Steve Layton, President at Polartec, introduced the conference recalling the Polartec four product mandates:
- Great durability in our products: “Longevity is one of those areas that doesn’t get talked about enough. If you can expect long-lasting, highly durable products, you don’t need to worry about the end of life”.
- Leveraging Milliken’s chemistry and research: “Polartec has made significant breakthroughs in the water repellence side and is going PFC free”.
- Impact of fiber shedding: “This is about how we construct fabrics and about what fibers we use in performance fabrics”.
- Total circularity: “Using recycled inputs to make a product that has a long life and is durable – That can be recycled into raw materials – That can be made into a new product for the same use”.
Introducing the panel of experts, Charles Ross drew attention to four roles that clothing needs to perform to be successful garments:
Eva Karlsson spoke about how Houdini, already in 2001, began to move from linear to circular thinking: “We found that it was dangerous for us to stay focused on climate and carbon.
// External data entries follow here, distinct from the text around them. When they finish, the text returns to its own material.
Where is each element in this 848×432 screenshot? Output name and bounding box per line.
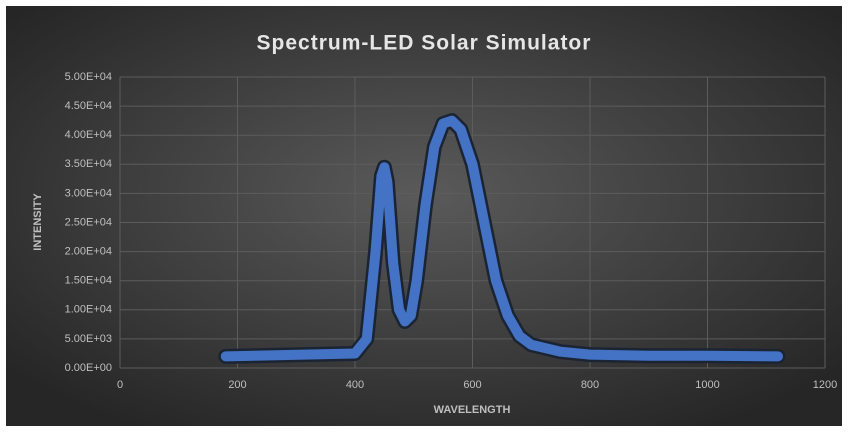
- y-tick-label: 2.50E+04: [65, 216, 112, 228]
- y-tick-label: 4.50E+04: [65, 100, 112, 112]
- x-tick-label: 1200: [813, 379, 837, 391]
- y-tick-label: 3.50E+04: [65, 158, 112, 170]
- y-tick-label: 5.00E+03: [65, 333, 112, 345]
- x-tick-label: 800: [581, 379, 599, 391]
- y-tick-label: 5.00E+04: [65, 71, 112, 83]
- y-tick-label: 2.00E+04: [65, 246, 112, 258]
- y-tick-label: 4.00E+04: [65, 129, 112, 141]
- x-tick-label: 600: [463, 379, 481, 391]
- x-tick-label: 0: [117, 379, 123, 391]
- x-tick-label: 400: [346, 379, 364, 391]
- x-tick-label: 200: [228, 379, 246, 391]
- y-tick-label: 1.50E+04: [65, 275, 112, 287]
- series-line: [220, 115, 783, 362]
- x-tick-label: 1000: [695, 379, 719, 391]
- y-tick-label: 1.00E+04: [65, 304, 112, 316]
- y-tick-label: 3.00E+04: [65, 187, 112, 199]
- x-axis-label: WAVELENGTH: [434, 404, 511, 416]
- chart-title: Spectrum-LED Solar Simulator: [257, 32, 592, 55]
- y-tick-label: 0.00E+00: [65, 362, 112, 374]
- y-axis-label: INTENSITY: [32, 193, 44, 251]
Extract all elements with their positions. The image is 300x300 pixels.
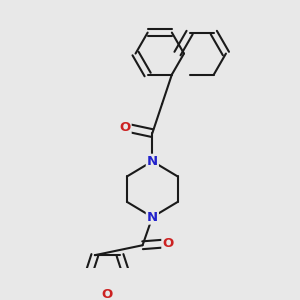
Text: O: O	[162, 237, 174, 250]
Text: N: N	[147, 211, 158, 224]
Text: N: N	[147, 155, 158, 168]
Text: O: O	[119, 121, 130, 134]
Text: O: O	[102, 288, 113, 300]
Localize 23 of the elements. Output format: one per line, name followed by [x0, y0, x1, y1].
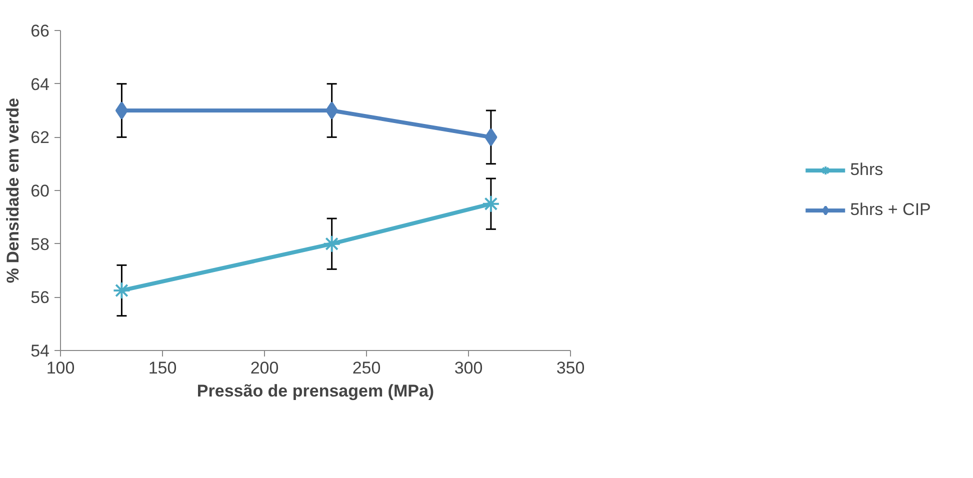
y-tick-label: 62	[30, 128, 50, 148]
legend-label: 5hrs	[850, 160, 884, 180]
x-tick-label: 150	[148, 358, 177, 378]
x-tick-label: 100	[46, 358, 75, 378]
y-axis-title: % Densidade em verde	[4, 98, 23, 284]
point	[115, 102, 128, 120]
point	[484, 128, 498, 146]
y-tick-label: 64	[30, 74, 50, 94]
y-tick-label: 58	[30, 234, 50, 254]
y-tick-label: 56	[30, 288, 50, 308]
x-tick-label: 200	[250, 358, 279, 378]
y-tick-label: 66	[30, 22, 50, 40]
x-tick-label: 350	[556, 358, 585, 378]
point	[112, 282, 131, 300]
y-tick-label: 54	[30, 342, 50, 360]
point	[322, 234, 341, 253]
point	[325, 102, 338, 120]
point	[482, 194, 500, 213]
legend-label: 5hrs + CIP	[850, 200, 931, 220]
y-tick-label: 60	[30, 182, 50, 200]
x-axis-title: Pressão de prensagem (MPa)	[196, 382, 434, 400]
x-tick-label: 300	[454, 358, 483, 378]
x-tick-label: 250	[352, 358, 381, 378]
We needed to understand how we impact the land system, oceans, and climates; have a holistic and systemic insight”.
As a key point, she outlined the Houdini’s Design checklist:
- Does this product deserve to exist?
- Will it last?
- Is it versatile?
- Will it age with beauty?
- Nothing added that isn’t needed
- Is it fit for sharing, remaking and reselling?
- Does it have a next life solution?
As another very interesting tool, she presented a formula that Houdini developed a couple of years ago to recognize the impact from the production:
P x V + L = I
- P = Production – the process and the design
- V = Volumes
- L = Lifestyle – “that we portray and strengthen through our brand”
- I= Impact
In conclusion, she said: “In 2022 we are aiming to be 100% circular. We are looking at connecting our products with Digital ID to make sure that we help our end users follow our garments all the way through a long lifetime and into the recycling process”.
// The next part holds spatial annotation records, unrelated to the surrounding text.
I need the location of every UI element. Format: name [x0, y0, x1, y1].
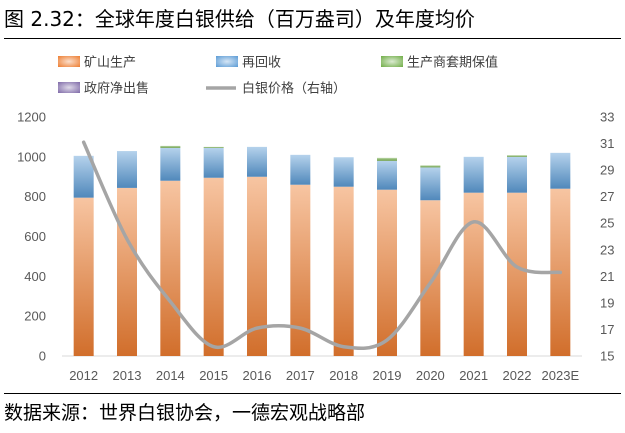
legend-swatch [58, 56, 80, 67]
bar-矿山生产-2021 [463, 192, 484, 356]
bar-生产商套期保值-2020 [420, 165, 441, 168]
bar-再回收-2014 [160, 147, 181, 181]
legend-swatch [216, 56, 238, 67]
legend-label: 政府净出售 [84, 81, 149, 97]
y-right-tick-label: 15 [600, 349, 614, 364]
x-tick-label: 2018 [329, 368, 358, 383]
bar-再回收-2023E [550, 152, 571, 189]
y-left-tick-label: 0 [39, 349, 46, 364]
bar-再回收-2019 [377, 160, 397, 190]
y-right-tick-label: 25 [600, 216, 614, 231]
x-tick-label: 2014 [156, 368, 185, 383]
bar-矿山生产-2014 [160, 180, 181, 356]
y-left-tick-label: 400 [24, 269, 46, 284]
x-tick-label: 2017 [286, 368, 315, 383]
bar-矿山生产-2017 [290, 184, 311, 356]
bar-矿山生产-2022 [507, 192, 527, 356]
figure-title: 图 2.32：全球年度白银供给（百万盎司）及年度均价 [4, 7, 475, 31]
legend-item-矿山生产: 矿山生产 [58, 56, 136, 71]
y-left-tick-label: 1000 [17, 149, 46, 164]
y-right-tick-label: 19 [600, 295, 614, 310]
bar-矿山生产-2019 [377, 189, 397, 356]
y-right-tick-label: 31 [600, 136, 614, 151]
bar-生产商套期保值-2022 [507, 155, 527, 157]
x-tick-label: 2016 [243, 368, 272, 383]
bar-再回收-2017 [290, 154, 311, 185]
bar-再回收-2015 [203, 147, 224, 178]
x-tick-label: 2015 [199, 368, 228, 383]
x-tick-label: 2023E [542, 368, 580, 383]
source-rule [4, 393, 621, 394]
legend-label: 再回收 [242, 56, 281, 71]
x-tick-label: 2013 [113, 368, 142, 383]
title-rule [4, 38, 621, 39]
bar-矿山生产-2018 [333, 186, 354, 356]
figure-source: 数据来源：世界白银协会，一德宏观战略部 [4, 402, 366, 424]
bar-再回收-2021 [463, 156, 484, 193]
bar-series [73, 145, 571, 356]
legend-label: 生产商套期保值 [407, 55, 498, 71]
legend-item-生产商套期保值: 生产商套期保值 [381, 55, 498, 71]
x-tick-label: 2012 [69, 368, 98, 383]
y-left-tick-label: 800 [24, 189, 46, 204]
y-right-tick-label: 27 [600, 189, 614, 204]
price-line-series [81, 140, 563, 351]
bar-再回收-2012 [73, 155, 94, 198]
x-tick-label: 2019 [373, 368, 402, 383]
legend-label: 矿山生产 [84, 56, 136, 71]
bar-再回收-2018 [333, 157, 354, 187]
bar-生产商套期保值-2014 [160, 145, 181, 148]
bar-矿山生产-2016 [247, 176, 267, 356]
chart-axes: 0 200 400 600 800 1000 1200 15 17 19 21 23 25 27 29 31 3… [17, 110, 614, 384]
bar-矿山生产-2020 [420, 200, 441, 356]
x-tick-label: 2022 [503, 368, 532, 383]
y-right-tick-label: 21 [600, 269, 614, 284]
x-tick-label: 2020 [416, 368, 445, 383]
x-tick-label: 2021 [459, 368, 488, 383]
bar-再回收-2013 [117, 151, 137, 188]
bar-再回收-2020 [420, 167, 441, 201]
legend-item-政府净出售: 政府净出售 [58, 81, 149, 97]
bar-矿山生产-2012 [73, 197, 94, 356]
y-left-tick-label: 200 [24, 309, 46, 324]
legend-item-再回收: 再回收 [216, 56, 281, 71]
legend-label: 白银价格（右轴） [242, 81, 346, 97]
y-left-tick-label: 1200 [17, 110, 46, 125]
bar-矿山生产-2015 [203, 177, 224, 356]
legend-item-白银价格右轴: 白银价格（右轴） [206, 81, 346, 97]
y-left-tick-label: 600 [24, 229, 46, 244]
price-line [81, 140, 563, 351]
bar-生产商套期保值-2015 [203, 146, 224, 148]
y-right-tick-label: 29 [600, 163, 614, 178]
y-right-tick-label: 23 [600, 242, 614, 257]
y-right-tick-label: 33 [600, 110, 614, 125]
y-right-tick-label: 17 [600, 322, 614, 337]
bar-矿山生产-2013 [117, 187, 137, 356]
legend-swatch [381, 56, 403, 67]
legend-swatch [58, 82, 80, 93]
bar-再回收-2022 [507, 156, 527, 193]
bar-再回收-2016 [247, 146, 267, 177]
bar-生产商套期保值-2019 [377, 157, 397, 161]
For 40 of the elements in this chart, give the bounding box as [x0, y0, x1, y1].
The “bigger message” of Dr.Morton Barlaz – an expert about biodegradability – was this: When we ask, are we making the best possible material or is our material sustainable, I think it’s crucial that we talk about three phases of the entire life cycle of a material:
- Manufacturing the material
- How that material is used
- What we do with it at end of life.
The key concept here is that “we are not making things to dispose of them but to use them”. In fact, biodegradability is not always desirable:
“If I’m trying to solve a litter problem, biodegradability is good. But if I’m considering sustainability then it may or may not be good” – like in the example of the landfills, where there’s the problem of methane emissions from biodegradation processes.
Jeff Strahan spoke about the importance of Life Cycle Analysis to recognize the role of textile fiber in different categories of impact:
“Regarding climate change, cotton ranks the lowest and nylon is the worst offender. Cotton has the best performance because it’s a plant and as it grows it sucks up CO2. But we can’t just look at one category. If you look at land-use cotton goes from the lowest impact to the highest (you need land to grow those plants) and Nylon ranks as the lowest”.
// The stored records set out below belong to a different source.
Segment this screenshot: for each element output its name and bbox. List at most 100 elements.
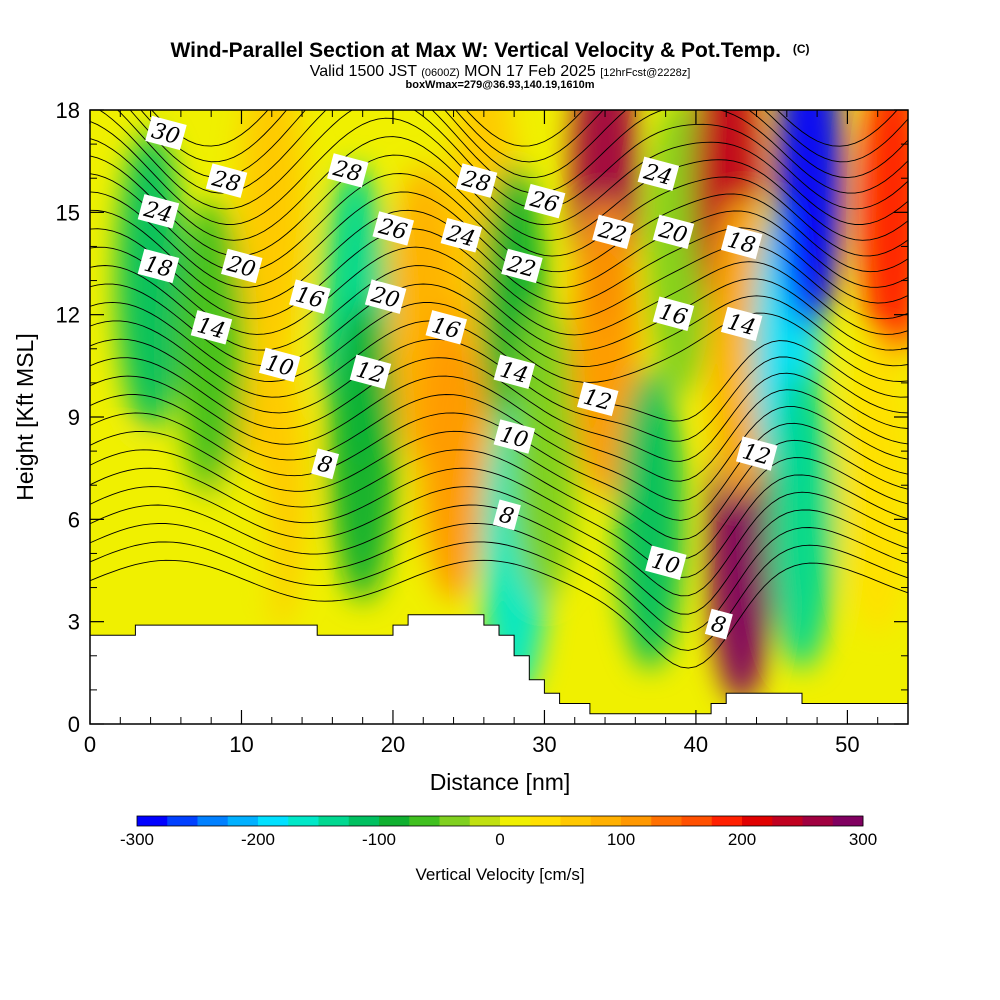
velocity-cell-14 bbox=[616, 369, 685, 670]
y-tick-label: 15 bbox=[56, 200, 80, 225]
contour-label-box bbox=[137, 194, 180, 229]
colorbar-frame bbox=[136, 815, 864, 827]
contour-label-box bbox=[190, 310, 233, 345]
theta-contour-0 bbox=[90, 559, 908, 669]
colorbar-swatch bbox=[288, 816, 319, 826]
contour-label-box bbox=[258, 347, 301, 383]
colorbar-tick-label: 300 bbox=[849, 830, 877, 849]
contour-label-box bbox=[327, 153, 369, 188]
x-axis-label: Distance [nm] bbox=[430, 769, 571, 795]
contour-label-box bbox=[652, 296, 695, 331]
velocity-cell-1 bbox=[177, 198, 246, 499]
colorbar-swatch bbox=[621, 816, 652, 826]
contour-label-8: 8 bbox=[704, 608, 733, 640]
colorbar-swatch bbox=[651, 816, 682, 826]
contour-label-text: 8 bbox=[315, 451, 335, 479]
x-tick-label: 40 bbox=[684, 732, 708, 757]
colorbar: -300 -200 -100 0 100 200 300 bbox=[120, 815, 877, 849]
colorbar-swatch bbox=[469, 816, 501, 826]
theta-contour-29 bbox=[151, 110, 898, 147]
x-tick-label: 10 bbox=[229, 732, 253, 757]
contour-label-14: 14 bbox=[720, 306, 763, 342]
colorbar-swatch bbox=[530, 816, 561, 826]
contour-label-box bbox=[493, 419, 536, 454]
y-tick-label: 12 bbox=[56, 303, 80, 328]
x-tick-label: 50 bbox=[835, 732, 859, 757]
contour-label-16: 16 bbox=[652, 296, 695, 331]
theta-contour-5 bbox=[90, 467, 908, 578]
y-axis-label: Height [Kft MSL] bbox=[12, 333, 38, 500]
colorbar-swatch bbox=[439, 816, 471, 826]
colorbar-swatch bbox=[681, 816, 713, 826]
contour-label-box bbox=[455, 163, 498, 198]
x-tick-label: 30 bbox=[532, 732, 556, 757]
colorbar-tick-label: -100 bbox=[362, 830, 396, 849]
colorbar-swatch bbox=[772, 816, 803, 826]
contour-label-box bbox=[440, 218, 483, 253]
theta-contour-4 bbox=[90, 486, 908, 597]
colorbar-swatch bbox=[318, 816, 350, 826]
contour-label-box bbox=[493, 354, 536, 389]
velocity-cell-20 bbox=[775, 110, 844, 329]
colorbar-swatch bbox=[227, 816, 259, 826]
theta-contour-14 bbox=[90, 301, 908, 383]
contour-label-14: 14 bbox=[190, 310, 233, 345]
colorbar-swatch bbox=[802, 816, 834, 826]
contour-label-box bbox=[221, 248, 263, 284]
chart-title: Wind-Parallel Section at Max W: Vertical… bbox=[170, 39, 809, 62]
contour-label-box bbox=[652, 214, 695, 250]
boxwmax-line: boxWmax=279@36.93,140.19,1610m bbox=[406, 79, 595, 91]
colorbar-swatch bbox=[711, 816, 743, 826]
contour-label-box bbox=[311, 448, 340, 480]
contour-label-12: 12 bbox=[736, 436, 778, 471]
theta-contour-23 bbox=[90, 136, 908, 241]
contour-label-box bbox=[492, 499, 521, 531]
theta-contour-15 bbox=[90, 283, 908, 367]
x-tick-label: 0 bbox=[84, 732, 96, 757]
colorbar-swatch bbox=[379, 816, 410, 826]
colorbar-swatch bbox=[258, 816, 289, 826]
colorbar-swatch bbox=[167, 816, 198, 826]
contour-label-box bbox=[501, 248, 543, 284]
contour-label-12: 12 bbox=[577, 381, 619, 417]
theta-contour-28 bbox=[140, 110, 908, 163]
contour-label-box bbox=[364, 279, 407, 314]
contour-label-box bbox=[577, 381, 619, 417]
theta-contour-18 bbox=[90, 228, 908, 320]
contour-label-24: 24 bbox=[637, 156, 680, 192]
colorbar-swatch bbox=[348, 816, 380, 826]
colorbar-swatch bbox=[590, 816, 622, 826]
contour-label-box bbox=[372, 211, 415, 246]
theta-contour-13 bbox=[90, 320, 908, 422]
copyright-mark: (C) bbox=[793, 42, 810, 56]
contour-label-box bbox=[592, 214, 634, 250]
contour-label-10: 10 bbox=[258, 347, 301, 383]
chart-subtitle: Valid 1500 JST (0600Z) MON 17 Feb 2025 [… bbox=[310, 63, 691, 80]
y-tick-label: 0 bbox=[68, 712, 80, 737]
colorbar-tick-label: 0 bbox=[495, 830, 504, 849]
colorbar-swatch bbox=[500, 816, 531, 826]
contour-label-box bbox=[736, 436, 778, 471]
contour-label-28: 28 bbox=[455, 163, 498, 198]
colorbar-swatch bbox=[742, 816, 773, 826]
contour-label-box bbox=[720, 224, 763, 260]
y-tick-label: 6 bbox=[68, 507, 80, 532]
colorbar-tick-label: -200 bbox=[241, 830, 275, 849]
contour-label-12: 12 bbox=[349, 354, 392, 389]
contour-label-box bbox=[645, 545, 687, 580]
contour-label-box bbox=[205, 163, 248, 198]
contour-label-28: 28 bbox=[205, 163, 248, 198]
theta-contour-10 bbox=[90, 375, 908, 482]
contour-label-box bbox=[289, 279, 331, 314]
contour-label-box bbox=[523, 183, 566, 219]
theta-contour-1 bbox=[90, 541, 908, 651]
velocity-cell-21 bbox=[767, 369, 836, 670]
contour-label-30: 30 bbox=[145, 115, 187, 151]
colorbar-swatch bbox=[137, 816, 168, 826]
theta-contour-24 bbox=[90, 117, 908, 226]
y-tick-label: 9 bbox=[68, 405, 80, 430]
contour-label-text: 8 bbox=[496, 502, 516, 530]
He believes “LCA will continue to improve and become commonplace“, and “business and policy decisions will be driven by science and those facts and data will drive what we do”.
Bruno De Wilde focused on misconceptions with biodegradation:
- What is biodegradation really?
- How can it be different in different environments (not unilateral answer)?
- Fabrics – we have seen the distinction between fast biodegradation and others where you need a slow one.
He also distinguished between biodegradation vs disintegration: “disintegration is when it visually disappears and biodegradation where it changes to water, biomass, and CO2. The only true parameter is CO2 production, that’s why all the standards are focused on measuring that”.
He remarked the fact that the biodegradation process can be different depending on the environment: “There’s an order: compost is the most aggressive environment; soil second. Freshwater, marine, and landfill are the weakest regarding biodegradation”. (Due to different variables, like temperature, and the more or less presence of fungi).
He finally spoke about the trends that we see in biodegradation on a standardization level and legislative levels.